For reasons that have a lot to do with shows like "ER," most people's idea of a medical success story involves a medical crisis, an emergency department and someone standing over a patient holding defibrillator paddles as a nearby monitor traces out the rhythm of a restarted heartbeat.

The truth is, however, that the best success stories, the ones in which people become healthier and enjoy a better quality of life, are a lot less dramatic. They involve doctors who are committed to their patients and patients who are willing to make real changes in their lives.

They look a lot like what happened earlier this year when Sara and Robert Watts and their daughter Ella walked into Pediatrician Steve Feder's office in the Family Care Center in Boothbay Harbor for Ella's yearly well-child visit.

Over the winter, Ella, who is 6 years old, had done what a lot of kids her age do in Maine at that time of year. She became pretty inactive and was eating a diet that was not very healthy.While bears can get away with that, people may develop habits that can carry on through the rest of their lives.
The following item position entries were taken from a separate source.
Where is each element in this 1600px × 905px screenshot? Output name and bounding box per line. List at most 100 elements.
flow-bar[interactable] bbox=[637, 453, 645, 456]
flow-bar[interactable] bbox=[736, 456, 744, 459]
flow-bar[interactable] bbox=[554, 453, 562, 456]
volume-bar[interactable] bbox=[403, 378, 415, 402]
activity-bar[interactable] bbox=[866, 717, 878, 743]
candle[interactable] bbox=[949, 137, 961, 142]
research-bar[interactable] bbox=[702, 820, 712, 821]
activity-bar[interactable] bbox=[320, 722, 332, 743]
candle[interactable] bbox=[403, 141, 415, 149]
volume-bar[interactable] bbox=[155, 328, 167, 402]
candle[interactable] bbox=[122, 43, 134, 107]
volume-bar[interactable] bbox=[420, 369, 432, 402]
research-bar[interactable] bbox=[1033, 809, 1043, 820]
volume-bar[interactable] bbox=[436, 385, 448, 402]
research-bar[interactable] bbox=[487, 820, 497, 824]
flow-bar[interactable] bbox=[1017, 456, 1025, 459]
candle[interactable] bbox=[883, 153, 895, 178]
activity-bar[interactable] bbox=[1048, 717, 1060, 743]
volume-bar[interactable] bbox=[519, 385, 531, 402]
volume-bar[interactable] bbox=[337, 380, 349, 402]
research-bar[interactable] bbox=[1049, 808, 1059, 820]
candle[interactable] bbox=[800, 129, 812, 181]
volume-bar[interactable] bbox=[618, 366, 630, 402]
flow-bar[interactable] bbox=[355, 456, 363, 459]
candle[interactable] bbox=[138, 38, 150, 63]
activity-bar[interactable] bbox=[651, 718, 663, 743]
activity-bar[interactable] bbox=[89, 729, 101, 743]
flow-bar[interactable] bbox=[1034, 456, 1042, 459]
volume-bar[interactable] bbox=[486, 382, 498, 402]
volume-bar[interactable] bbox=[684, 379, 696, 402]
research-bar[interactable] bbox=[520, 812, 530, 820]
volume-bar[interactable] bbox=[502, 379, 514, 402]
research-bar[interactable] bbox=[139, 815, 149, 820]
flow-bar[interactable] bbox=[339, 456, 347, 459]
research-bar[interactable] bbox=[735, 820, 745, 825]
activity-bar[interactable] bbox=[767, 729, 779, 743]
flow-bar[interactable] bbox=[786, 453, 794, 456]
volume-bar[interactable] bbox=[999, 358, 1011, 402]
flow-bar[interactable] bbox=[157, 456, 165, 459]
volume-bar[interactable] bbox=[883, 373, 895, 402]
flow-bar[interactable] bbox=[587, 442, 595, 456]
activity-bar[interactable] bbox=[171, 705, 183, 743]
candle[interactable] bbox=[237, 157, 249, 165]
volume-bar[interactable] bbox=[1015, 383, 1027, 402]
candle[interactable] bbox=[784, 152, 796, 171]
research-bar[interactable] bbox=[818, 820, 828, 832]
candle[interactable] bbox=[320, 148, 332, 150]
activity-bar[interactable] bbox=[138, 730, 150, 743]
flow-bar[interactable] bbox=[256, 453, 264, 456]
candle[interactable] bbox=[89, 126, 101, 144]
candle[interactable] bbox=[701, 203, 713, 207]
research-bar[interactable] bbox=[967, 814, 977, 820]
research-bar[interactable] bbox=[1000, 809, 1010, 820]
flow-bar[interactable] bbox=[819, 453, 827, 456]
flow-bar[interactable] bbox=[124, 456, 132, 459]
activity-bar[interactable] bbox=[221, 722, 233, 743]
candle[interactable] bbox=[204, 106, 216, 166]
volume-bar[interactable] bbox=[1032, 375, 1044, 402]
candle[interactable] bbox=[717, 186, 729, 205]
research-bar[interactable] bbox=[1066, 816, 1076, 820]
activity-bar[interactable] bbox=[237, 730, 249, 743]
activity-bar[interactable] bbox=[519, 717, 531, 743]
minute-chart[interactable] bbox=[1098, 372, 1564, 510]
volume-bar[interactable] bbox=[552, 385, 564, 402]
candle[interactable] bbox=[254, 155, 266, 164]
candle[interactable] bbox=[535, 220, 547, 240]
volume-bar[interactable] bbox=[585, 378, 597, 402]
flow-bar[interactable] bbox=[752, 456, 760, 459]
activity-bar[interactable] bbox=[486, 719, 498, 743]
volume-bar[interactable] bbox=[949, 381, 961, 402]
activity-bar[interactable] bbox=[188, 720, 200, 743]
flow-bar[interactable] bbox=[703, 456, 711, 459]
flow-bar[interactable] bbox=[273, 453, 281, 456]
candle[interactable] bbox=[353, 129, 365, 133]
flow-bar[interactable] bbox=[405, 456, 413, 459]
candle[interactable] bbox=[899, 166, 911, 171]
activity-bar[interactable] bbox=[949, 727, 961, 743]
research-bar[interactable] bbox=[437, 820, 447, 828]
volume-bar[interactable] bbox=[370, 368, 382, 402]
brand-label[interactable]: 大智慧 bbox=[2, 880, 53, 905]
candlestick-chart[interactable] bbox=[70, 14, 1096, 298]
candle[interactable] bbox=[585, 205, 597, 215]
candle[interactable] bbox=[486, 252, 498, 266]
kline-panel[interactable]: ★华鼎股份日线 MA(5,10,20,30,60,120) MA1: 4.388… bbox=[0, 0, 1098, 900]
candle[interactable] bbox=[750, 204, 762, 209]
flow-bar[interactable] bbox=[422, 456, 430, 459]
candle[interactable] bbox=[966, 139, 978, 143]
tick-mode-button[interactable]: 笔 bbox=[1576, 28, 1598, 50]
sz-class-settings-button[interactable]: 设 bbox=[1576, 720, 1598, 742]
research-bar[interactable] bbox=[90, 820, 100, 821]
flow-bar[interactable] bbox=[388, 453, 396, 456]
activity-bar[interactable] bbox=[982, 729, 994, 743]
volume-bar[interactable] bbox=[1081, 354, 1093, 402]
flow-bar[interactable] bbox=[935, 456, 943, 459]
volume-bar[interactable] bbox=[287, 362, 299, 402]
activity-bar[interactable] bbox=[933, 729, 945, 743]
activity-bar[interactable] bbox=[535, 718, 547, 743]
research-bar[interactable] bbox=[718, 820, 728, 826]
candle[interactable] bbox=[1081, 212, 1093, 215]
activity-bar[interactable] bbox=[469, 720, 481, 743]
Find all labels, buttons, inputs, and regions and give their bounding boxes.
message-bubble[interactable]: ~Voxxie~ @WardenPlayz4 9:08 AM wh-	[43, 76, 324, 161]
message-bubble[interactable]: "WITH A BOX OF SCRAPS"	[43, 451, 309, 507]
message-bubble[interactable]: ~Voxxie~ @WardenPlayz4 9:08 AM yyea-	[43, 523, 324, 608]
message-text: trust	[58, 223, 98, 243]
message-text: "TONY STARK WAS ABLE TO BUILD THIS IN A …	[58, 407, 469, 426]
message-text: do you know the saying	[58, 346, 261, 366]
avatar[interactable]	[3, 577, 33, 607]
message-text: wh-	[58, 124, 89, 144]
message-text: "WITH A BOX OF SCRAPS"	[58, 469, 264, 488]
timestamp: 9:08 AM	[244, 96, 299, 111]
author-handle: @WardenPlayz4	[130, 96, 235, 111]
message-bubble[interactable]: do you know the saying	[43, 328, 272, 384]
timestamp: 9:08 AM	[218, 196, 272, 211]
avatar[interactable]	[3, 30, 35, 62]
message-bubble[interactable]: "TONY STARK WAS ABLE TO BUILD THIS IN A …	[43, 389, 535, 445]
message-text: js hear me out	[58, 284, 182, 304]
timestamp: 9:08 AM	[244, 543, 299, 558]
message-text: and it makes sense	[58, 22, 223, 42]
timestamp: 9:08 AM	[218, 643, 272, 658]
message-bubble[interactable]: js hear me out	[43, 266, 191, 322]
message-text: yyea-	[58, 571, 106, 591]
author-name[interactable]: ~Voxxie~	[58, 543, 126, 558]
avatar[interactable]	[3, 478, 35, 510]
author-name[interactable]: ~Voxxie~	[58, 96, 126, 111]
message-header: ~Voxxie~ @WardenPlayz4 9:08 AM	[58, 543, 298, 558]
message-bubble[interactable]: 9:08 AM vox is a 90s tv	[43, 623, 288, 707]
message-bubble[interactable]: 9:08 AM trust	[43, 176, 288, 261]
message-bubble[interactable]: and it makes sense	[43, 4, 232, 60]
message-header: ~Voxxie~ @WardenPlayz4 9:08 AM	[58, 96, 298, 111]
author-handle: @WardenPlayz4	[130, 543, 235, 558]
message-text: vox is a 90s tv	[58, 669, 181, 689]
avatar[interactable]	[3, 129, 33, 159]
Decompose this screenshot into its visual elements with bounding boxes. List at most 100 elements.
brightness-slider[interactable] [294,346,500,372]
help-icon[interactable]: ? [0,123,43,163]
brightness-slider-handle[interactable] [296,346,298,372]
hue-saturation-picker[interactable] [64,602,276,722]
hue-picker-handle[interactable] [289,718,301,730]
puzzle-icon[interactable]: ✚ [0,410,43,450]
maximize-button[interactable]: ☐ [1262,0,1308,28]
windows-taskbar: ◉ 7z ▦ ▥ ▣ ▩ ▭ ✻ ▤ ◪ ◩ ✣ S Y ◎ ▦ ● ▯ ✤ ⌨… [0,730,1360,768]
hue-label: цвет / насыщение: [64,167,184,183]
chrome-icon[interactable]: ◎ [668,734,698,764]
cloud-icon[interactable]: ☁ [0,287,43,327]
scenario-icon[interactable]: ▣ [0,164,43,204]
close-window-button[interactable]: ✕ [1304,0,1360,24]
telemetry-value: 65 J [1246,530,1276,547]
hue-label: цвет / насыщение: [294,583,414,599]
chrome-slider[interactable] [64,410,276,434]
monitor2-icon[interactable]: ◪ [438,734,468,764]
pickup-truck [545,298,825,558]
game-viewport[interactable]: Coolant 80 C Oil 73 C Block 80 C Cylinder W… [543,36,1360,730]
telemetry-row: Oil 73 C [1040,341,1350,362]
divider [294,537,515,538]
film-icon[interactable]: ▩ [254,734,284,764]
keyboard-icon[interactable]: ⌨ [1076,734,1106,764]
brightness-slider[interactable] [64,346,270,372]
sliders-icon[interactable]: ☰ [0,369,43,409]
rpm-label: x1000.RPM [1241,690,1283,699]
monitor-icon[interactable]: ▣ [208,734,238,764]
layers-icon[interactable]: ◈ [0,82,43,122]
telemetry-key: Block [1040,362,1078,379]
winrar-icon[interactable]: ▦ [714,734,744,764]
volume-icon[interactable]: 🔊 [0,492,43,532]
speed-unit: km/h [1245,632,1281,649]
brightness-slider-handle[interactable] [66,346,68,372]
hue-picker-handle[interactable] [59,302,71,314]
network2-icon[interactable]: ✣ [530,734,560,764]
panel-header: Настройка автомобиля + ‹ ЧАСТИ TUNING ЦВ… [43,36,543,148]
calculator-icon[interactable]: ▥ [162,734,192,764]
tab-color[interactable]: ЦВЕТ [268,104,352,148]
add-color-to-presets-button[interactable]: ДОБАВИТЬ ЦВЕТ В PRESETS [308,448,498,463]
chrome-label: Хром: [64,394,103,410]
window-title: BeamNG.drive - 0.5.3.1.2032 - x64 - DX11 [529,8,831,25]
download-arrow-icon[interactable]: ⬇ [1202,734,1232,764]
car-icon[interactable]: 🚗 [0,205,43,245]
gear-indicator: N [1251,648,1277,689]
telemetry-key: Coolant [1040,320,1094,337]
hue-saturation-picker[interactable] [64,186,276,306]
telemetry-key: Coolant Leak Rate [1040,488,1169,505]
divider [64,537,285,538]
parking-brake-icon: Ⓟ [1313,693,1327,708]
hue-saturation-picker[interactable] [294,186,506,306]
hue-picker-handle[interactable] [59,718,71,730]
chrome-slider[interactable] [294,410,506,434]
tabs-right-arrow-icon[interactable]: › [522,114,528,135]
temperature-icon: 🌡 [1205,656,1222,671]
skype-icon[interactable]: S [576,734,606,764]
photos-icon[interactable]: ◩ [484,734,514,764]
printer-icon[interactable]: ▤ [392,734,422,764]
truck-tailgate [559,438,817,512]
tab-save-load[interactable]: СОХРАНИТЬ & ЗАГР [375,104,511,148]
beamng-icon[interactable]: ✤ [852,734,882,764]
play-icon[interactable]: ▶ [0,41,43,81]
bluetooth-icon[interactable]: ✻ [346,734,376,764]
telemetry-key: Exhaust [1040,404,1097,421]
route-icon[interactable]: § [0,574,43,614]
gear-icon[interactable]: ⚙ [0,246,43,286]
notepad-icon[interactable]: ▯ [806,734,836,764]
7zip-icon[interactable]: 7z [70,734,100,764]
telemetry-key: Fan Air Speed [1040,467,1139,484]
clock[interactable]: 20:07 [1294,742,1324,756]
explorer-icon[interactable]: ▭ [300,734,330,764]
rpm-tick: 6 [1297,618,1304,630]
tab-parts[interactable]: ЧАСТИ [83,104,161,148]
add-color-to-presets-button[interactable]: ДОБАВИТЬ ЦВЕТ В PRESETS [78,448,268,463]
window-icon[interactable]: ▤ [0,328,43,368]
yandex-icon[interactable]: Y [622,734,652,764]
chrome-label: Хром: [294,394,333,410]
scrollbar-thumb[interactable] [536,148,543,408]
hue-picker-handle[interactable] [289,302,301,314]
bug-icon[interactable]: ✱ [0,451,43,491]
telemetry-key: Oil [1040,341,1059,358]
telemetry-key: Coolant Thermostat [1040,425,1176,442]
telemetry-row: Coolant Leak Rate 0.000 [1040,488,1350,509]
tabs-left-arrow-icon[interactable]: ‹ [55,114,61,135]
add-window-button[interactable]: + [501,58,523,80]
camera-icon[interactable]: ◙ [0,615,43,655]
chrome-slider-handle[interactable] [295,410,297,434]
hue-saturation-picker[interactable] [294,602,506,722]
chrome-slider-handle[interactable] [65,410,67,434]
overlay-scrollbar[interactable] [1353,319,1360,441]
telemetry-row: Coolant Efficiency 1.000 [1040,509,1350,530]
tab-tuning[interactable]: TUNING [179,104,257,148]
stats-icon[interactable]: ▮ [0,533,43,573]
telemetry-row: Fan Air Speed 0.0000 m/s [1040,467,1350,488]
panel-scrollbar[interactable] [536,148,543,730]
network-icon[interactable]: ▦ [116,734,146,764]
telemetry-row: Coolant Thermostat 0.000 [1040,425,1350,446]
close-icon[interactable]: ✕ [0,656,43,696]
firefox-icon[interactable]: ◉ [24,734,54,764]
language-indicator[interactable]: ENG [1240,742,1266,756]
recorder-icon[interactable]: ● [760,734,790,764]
During the course of the visit, Dr. Feder talked about the importance of making healthy decisions concerning eating and exercise.

Sara said one of the things that stood out to her was how Dr. Feder took the time to talk directly to Ella, and how he didn't talk down to anyone.

"It was a conversation, not a lecture," said Sara. "It was a conversation between me, my husband, Ella and Dr. Feder."

But it wasn't the kind of conversation that happens in a vacuum. Robert and Sara listened because they know and respect Dr. Feder.

Ella has been coming to Dr. Feder since shortly after she was born, and he has always been there for them. Sara and Robert also know Dr. Feder as someone who cares for his community, someone who coached football before his own daughter was born and volunteers at schools.

The message also struck home because Sara and Robert were both struggling with their health habits, as well. Juggling 40-plus hours of work each week with the hectic schedules of young parents, there was little time to exercise and not a lot of time to plan healthy meals.

"With working and having children, the time just got sucked away," said Sara.

They brought home some 5-2-1-0 Let's Go brochures from Dr. Feder's office and began making changes.

The 5-2-1-0 Program is a childhood wellness program that is active in every county in Maine. It focuses on simple guidelines: five servings or more of fruits and vegetables each day, two hours or less of recreational screen time, one hour or more of physical activity and no sugary drinks.

"It is easy to remember," said Sara. "It helps people get strong," said Ella.
Sara began making time to exercise after work with friends and also with Ella. Robert took part in a healthy walking program at work.

At first, the results were not encouraging. Sara, a field hockey athlete in high school, was amazed at how difficult it was to run for just 30 seconds.

Robert knew he was no longer the lean athlete of his younger years, but thought he was still in decent shape. When he began exercising, however, he soon discovered that he was not in the shape he thought he was.

The family also began trying to incorporate more vegetables into their meals and fewer starches. Frozen yogurt replaced ice cream for dessert and they kept a bowl of fruit out for snacks and cut down on the after-school unhealthy snacks like cookies.

It took a real effort to cut carrot sticks and cucumbers instead of reaching for a bag of chips, but over time those habits became second nature.

It didn't take long before Robert and Sara saw their new emphasis on physical activity pay off. In June they participated in their first 5K road race as a family, with Ella taking part in the kids run. Mom has also noticed a significant change in Ella well beyond just slimming down.

"She is more confident in her physical abilities," said Sara. Ella did the monkey bars at the playground by herself for the first time this summer. She is swimming at a level well over her age, and she didn't complain this year when she went on long hikes at camp.

Robert cut his weight and is now running up to seven miles a day and Sara is running for 30 minutes at a time. Running has become a great way to unload the daily stress of life and it offers a chance to take some time for herself or something the family can do together, said Sara.

And there have also been a few unexpected benefits.

The other day, Sara heard younger sister Kayla talking to herself about going for a run. Then she put on her sneakers and starting running around the house, just like her big sister. Just like her mom and dad.

The family has come a long way in less than a year, but Sara said they are still a work in progress. The only advice she would offer anyone else in the same situation is just to start with small steps.

"Make small changes and the small changes turn to big changes," said Sara. "Focus on the healthy," said Ella.

Mark Fourre, MD, is an emergency physician and Chief Medical Officer of Lincoln County Healthcare, the parent company of Miles Memorial Hospital and St. Andrews Hospital. He also serves on Lincoln County Healthcare's Board of Trustees. Prior to joining Lincoln County Healthcare, Dr. Fourre was attending faculty at Maine Medical Center, where he developed the Emergency Medicine Residency Program and served as Residency Director.